Dewi mengangkat kedua bahunya ke atas. “Entahlah ... Coba kamu tanyakan hal itu pada Hasan. Kenapa dia tidak menceritakannya padamu?” Wajah Dewi terpampang muka tanpa dosa yang tidak tahu apa-apa.
“Mungkin Hasan lupa menceritakannya padaku. Karena semalam, Hasan pulang dalam keadaan mabuk,” jawab Keysa sambil tersenyum kecut.
“Apa Hasan mabuk?” tanya Dewi yang tersulut penasaran. “Kok bisa? Apa ada masalah? Kalian bertengkar?”

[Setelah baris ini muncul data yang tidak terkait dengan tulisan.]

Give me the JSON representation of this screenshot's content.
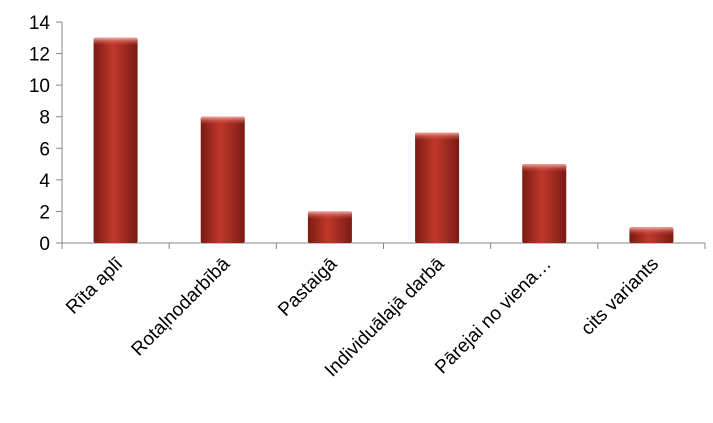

Keysa menggelengkan kepalanya cepat. “Tidak. Aku tidak bertengkar dengannya. Hanya saja semalam Adam mengajaknya keluar kan. Eh tanyata mereka ke bar. Aku juga tidak percaya Hasan akan pulang dalam keadaan mabuk seperti itu.”
“Hati-hati,” sahut Dewi lirih. Sepasang matanya berbinar penuh arti.
Membuat Keysa langsung menoleh. “Hati-hati kenapa?” tanyanya.
“Hati-hati. Waspada saja. Kalau seorang pria yang tidak biasa mabuk lalu mabuk tiba-tiba, sepertinya ia memiliki masalah yang terpendam. Atau memikirkan sesuatu.”
Keysa mulai sedikit terpengaruh dengan apa yang dikatakan Dewi padanya. “Apa menurutmu begitu?”
Dewi menganggukkan kepalanya. “Setahuku sih iya ....”
Keysa termenung. Angin sejuk yang berhembus ke wajahnya tidak dapat menyadarkannya. Pandangan matanya lurus dan tidak fokus. Raga dan jiwanya seakan terpisah.
“Key ...,” panggil Dewi sambil mendorong tubuh Keysa pelan.
Keysa gelagapan. “Hm ... apa?”
“Kamu kok bengong?” tanya Dewi sambi menggerakkan tangannya ke depan. “Pasti kalian memiliki masalah ya. Hasan mabuk dan kamu sekarang bengong kek gini.”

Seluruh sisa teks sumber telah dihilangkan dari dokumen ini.